Alternatively, if you have a lot of labels set wrong, "rlpkg -a" is your friend.  However, it will take a LONG time.

Comment 3 Alon Bar-Lev (RETIRED) gentoo-dev

2007-09-09 21:14:45 UTC

(In reply to comment #2)
> # newrole -r sysadm_r
> [enter password]
> # /etc/init.d/net.eth0 start
> [enter password]
> 
> This is deliberate.

I know... Only net.ethX does not work during the pending->active transition.

> 
> Otherwise, if you have manually edited files in /etc, they might not be labeled
> correctly, especially if using vim (try nvi instead). 

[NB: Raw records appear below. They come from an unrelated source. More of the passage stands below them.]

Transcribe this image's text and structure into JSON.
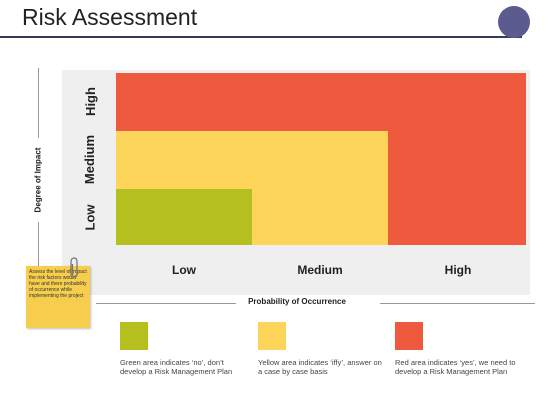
{
  "title": "Risk Assessment",
  "colors": {
    "high": "#ef5a3e",
    "medium": "#fcd55a",
    "low": "#b5c01e",
    "accent": "#5b5b8f"
  },
  "y_axis_label": "Degree of Impact",
  "x_axis_label": "Probability of Occurrence",
  "rows": [
    "High",
    "Medium",
    "Low"
  ],
  "columns": [
    "Low",
    "Medium",
    "High"
  ],
  "matrix": [
    [
      "high",
      "high",
      "high"
    ],
    [
      "medium",
      "medium",
      "high"
    ],
    [
      "low",
      "medium",
      "high"
    ]
  ],
  "note": "Assess the level of impact the risk factors would have and there probability of occurrence while implementing the project",
  "legend": [
    {
      "color": "low",
      "text": "Green area indicates ‘no’, don’t develop a Risk Management Plan"
    },
    {
      "color": "medium",
      "text": "Yellow area indicates ‘iffy’, answer on a case by case basis"
    },
    {
      "color": "high",
      "text": "Red area indicates ‘yes’, we need to develop a Risk Management Plan"
    }
  ]
}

Can't vi be patched to solve the above?

> If so, try (as root, in
> an sysadm_r role):
> 
> # restorecon -vR /etc
> 
> Alternatively, if you have a lot of labels set wrong, "rlpkg -a" is your
> friend.  However, it will take a LONG time.
> 

Done, and does not work...

Please note the following:

Sep 10 00:04:14 alon1 audit(1189371854.165:1726): avc:  denied  { read } for  pid=8412 comm="start-stop-daem" name="001" dev=tmpfs ino=99895 scontext=root:sysadm_r:run_init_t tcontext=root:object_r:tmpfs_t tclass=file
Sep 10 00:04:14 alon1 audit(1189371854.165:1727): avc:  denied  { read } for  pid=8407 comm="wpa_supplicant" scontext=root:sysadm_r:run_init_t tcontext=root:sysadm_r:run_init_t tclass=netlink_route_socket
Sep 10 00:04:14 alon1 audit(1189371854.665:1728): avc:  denied  { write } for  pid=8407 comm="wpa_supplicant" scontext=root:sysadm_r:run_init_t tcontext=root:sysadm_r:run_init_t tclass=netlink_route_socket
Sep 10 00:04:14 alon1 audit(1189371854.665:1729): avc:  denied  { nlmsg_write } for  pid=8407 comm="wpa_supplicant" scontext=root:sysadm_r:run_init_t tcontext=root:sysadm_r:run_init_t tclass=netlink_route_socket
Sep 10 00:04:14 alon1 audit(1189371854.665:1730): avc:  denied  { read } for  pid=8407 comm="wpa_supplicant" scontext=root:sysadm_r:run_init_t tcontext=root:sysadm_r:run_init_t tclass=packet_socket
Sep 10 00:04:14 alon1 audit(1189371854.665:1731): avc:  denied  { write } for  pid=8407 comm="wpa_supplicant" scontext=root:sysadm_r:run_init_t tcontext=root:sysadm_r:run_init_t tclass=packet_socket
Sep 10 00:04:14 alon1 audit(1189371854.665:1732): avc:  denied  { execute } for  pid=8419 comm="sh" name="wpa_cli.sh" dev=loop5 ino=776462 scontext=root:sysadm_r:run_init_t tcontext=system_u:object_r:etc_t tclass=file
Sep 10 00:04:14 alon1 audit(1189371854.665:1733): avc:  denied  { execute_no_trans } for  pid=8419 comm="sh" name="wpa_cli.sh" dev=loop5 ino=776462 scontext=root:sysadm_r:run_init_t tcontext=system_u:object_r:etc_t tclass=file
Sep 10 00:04:14 alon1 audit(1189371854.665:1734): avc:  denied  { read } for  pid=8421 comm="net.eth0" name="softlevel" dev=tmpfs ino=12864 scontext=root:sysadm_r:run_init_t tcontext=system_u:object_r:initrc_state_t tclass=file
Sep 10 00:04:14 alon1 audit(1189371854.665:1735): avc:  denied  { getattr } for  pid=8421 comm="net.eth0" name="softlevel" dev=tmpfs ino=12864 scontext=root:sysadm_r:run_init_t tcontext=system_u:object_r:initrc_state_t tclass=file

Comment 4 Chris PeBenito (RETIRED) gentoo-dev

2009-12-16 14:40:14 UTC

closing stale bugs.  please reopen if there is still a problem with current policy.